Access to data - labels
When it comes to the read operation, there is also another way of instructing MooseFS, from which copy the client should read data, and that is by the use of labels. When you mount a MooseFS share, you can add an -o mfspreflabels=LABELEXPR option to the mfsmount command. You have to substitute the string LABELEXPR with a list of labels (or a list of logical expressions consisting of labels, as they are defined by the mfsscadmin tool). A mount with this option will always try first to read a copy from a chunksever that matches one of the labels or label expressions provided with this option.
Some practical examples of how this mechanics can be used:
- There are 9 chunk servers and each has one computational task to handle, but each of them works on a different set of data. You can give each of those 9 chunk servers a different label (let's say letters from A to I) and define 9 storage classes: each storage class keeps 3 copies of data, one on a server with a specific label, two on any servers:
mfsscadmin create -K A,*,* my_comp_data_a
mfsscadmin create -K B,*,* my_comp_data_b
mfsscadmin create -K C,*,* my_comp_data_c
mfsscadmin create -K D,*,* my_comp_data_d
mfsscadmin create -K E,*,* my_comp_data_e
mfsscadmin create -K F,*,* my_comp_data_f
mfsscadmin create -K G,*,* my_comp_data_g
mfsscadmin create -K H,*,* my_comp_data_h
mfsscadmin create -K I,*,* my_comp_data_i
You mount the MooseFS share with -o mfspreflabels=A on the chunkserver with label A, -o mfspreflabels=B on the chunkserver with label B and so on. You then set the storage class for files and directories that will be used by the computational task on the chunkserver with label A to my_comp_data_a class, on chunkserver with label B to my_comp_data_b and so on. As a result, the read operation will almost always be performed from the local copy, so no unnecessary transfer of read data via network will be needed.
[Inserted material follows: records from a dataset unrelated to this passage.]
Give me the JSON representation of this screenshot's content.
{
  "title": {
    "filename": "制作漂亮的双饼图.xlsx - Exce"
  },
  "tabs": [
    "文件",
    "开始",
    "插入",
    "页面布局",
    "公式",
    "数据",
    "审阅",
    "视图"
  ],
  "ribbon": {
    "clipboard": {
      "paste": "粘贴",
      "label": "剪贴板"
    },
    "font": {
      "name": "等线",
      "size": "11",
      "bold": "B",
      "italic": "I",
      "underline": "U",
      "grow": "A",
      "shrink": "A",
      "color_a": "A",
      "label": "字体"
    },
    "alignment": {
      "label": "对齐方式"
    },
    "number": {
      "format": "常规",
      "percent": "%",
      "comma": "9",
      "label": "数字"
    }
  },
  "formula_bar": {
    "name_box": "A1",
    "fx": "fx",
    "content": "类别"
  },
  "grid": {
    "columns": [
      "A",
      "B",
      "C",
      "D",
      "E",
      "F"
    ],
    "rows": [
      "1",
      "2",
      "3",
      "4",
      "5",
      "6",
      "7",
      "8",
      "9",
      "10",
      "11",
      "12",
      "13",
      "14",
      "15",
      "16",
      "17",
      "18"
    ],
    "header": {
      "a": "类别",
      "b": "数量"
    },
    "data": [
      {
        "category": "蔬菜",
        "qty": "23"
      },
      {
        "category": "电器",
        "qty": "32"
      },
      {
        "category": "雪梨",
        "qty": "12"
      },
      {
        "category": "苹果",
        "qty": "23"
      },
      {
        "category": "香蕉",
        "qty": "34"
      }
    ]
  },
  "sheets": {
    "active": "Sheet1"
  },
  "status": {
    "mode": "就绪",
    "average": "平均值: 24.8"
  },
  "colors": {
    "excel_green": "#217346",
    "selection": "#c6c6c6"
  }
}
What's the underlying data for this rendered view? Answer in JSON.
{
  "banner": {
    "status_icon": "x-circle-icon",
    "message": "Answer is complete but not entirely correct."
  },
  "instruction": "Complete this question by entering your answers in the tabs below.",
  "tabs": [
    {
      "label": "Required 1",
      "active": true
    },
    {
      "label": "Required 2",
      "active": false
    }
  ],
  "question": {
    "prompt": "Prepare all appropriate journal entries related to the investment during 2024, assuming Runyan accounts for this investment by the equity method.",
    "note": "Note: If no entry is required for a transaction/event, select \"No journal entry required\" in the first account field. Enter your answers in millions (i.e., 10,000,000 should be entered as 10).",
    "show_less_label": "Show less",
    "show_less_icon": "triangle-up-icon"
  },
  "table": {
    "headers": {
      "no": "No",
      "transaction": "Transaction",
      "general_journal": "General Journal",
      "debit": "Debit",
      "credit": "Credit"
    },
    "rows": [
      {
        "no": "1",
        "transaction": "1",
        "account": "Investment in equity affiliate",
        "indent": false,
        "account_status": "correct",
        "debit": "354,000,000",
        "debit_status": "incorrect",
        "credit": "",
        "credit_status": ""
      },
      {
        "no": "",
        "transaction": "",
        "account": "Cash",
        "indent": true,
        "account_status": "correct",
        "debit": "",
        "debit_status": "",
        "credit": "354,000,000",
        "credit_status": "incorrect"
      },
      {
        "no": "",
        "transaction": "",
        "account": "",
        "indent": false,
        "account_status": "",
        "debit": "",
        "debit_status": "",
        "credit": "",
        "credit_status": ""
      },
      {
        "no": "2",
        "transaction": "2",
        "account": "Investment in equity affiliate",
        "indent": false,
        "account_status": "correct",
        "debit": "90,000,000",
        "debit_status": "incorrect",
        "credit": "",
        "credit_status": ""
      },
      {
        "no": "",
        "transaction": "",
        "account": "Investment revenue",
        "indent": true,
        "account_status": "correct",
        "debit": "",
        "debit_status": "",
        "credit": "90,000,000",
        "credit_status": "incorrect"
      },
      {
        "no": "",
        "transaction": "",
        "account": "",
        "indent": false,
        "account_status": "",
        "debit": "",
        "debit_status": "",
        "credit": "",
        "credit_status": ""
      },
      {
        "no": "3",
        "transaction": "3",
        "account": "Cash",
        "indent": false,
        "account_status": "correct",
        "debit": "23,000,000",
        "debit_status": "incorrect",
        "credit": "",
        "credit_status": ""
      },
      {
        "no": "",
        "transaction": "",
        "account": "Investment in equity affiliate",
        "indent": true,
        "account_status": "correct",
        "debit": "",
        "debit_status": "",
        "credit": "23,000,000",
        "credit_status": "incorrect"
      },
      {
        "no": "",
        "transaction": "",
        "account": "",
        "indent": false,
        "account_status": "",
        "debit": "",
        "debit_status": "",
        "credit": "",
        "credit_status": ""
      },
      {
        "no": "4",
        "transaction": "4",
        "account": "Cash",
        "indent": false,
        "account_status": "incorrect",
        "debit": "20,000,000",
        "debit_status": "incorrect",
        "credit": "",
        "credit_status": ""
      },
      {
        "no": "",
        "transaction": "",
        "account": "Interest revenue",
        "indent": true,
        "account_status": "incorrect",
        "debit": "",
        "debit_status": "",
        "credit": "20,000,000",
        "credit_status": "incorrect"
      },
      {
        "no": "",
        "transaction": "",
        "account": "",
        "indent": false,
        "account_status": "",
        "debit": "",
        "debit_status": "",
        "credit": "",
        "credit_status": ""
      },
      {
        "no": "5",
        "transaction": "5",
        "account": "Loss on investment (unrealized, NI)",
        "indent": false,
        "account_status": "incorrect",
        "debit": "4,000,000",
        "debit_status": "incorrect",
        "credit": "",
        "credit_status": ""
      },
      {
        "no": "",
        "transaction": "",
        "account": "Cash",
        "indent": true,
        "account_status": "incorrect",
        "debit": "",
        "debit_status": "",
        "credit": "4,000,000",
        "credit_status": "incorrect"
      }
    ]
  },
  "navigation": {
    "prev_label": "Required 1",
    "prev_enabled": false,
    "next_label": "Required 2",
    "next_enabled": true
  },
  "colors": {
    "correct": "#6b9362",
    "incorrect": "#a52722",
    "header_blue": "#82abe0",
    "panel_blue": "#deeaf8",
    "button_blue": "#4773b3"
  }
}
- There are two groups of chunk servers (at least 3 servers in each for the purpose of this example), one group is assigned one computational task, the other is assigned another task. You can assign all chunkservers from the first group one label (let's say
A) and all the chunkservers from the second group another label (let's sayB). You can then define 2 storage classes:
mfsscadmin create -K 3A my_data_group_a
mfsscadmin create -K 3B my_data_group_b
You mount the MooseFS share with -o mfspreflabels=A on the chunkservers in the first group (labeled A), and with -o mfspreflabels=B on the chunkservers in the second group (labeled B). Then all the files needed by the first computational task will have their chunk copies located within that group, with a higher probability of at least one copy being local (on the same chunkserver as the client reading it). If you also define topology for your chunks (if it makes sense, i.e. not all chunkservers are connected to the same switch), it will help further, as both those mechanics will cooperate to give the client the best copy of a chunk to read and the best order of copies to write.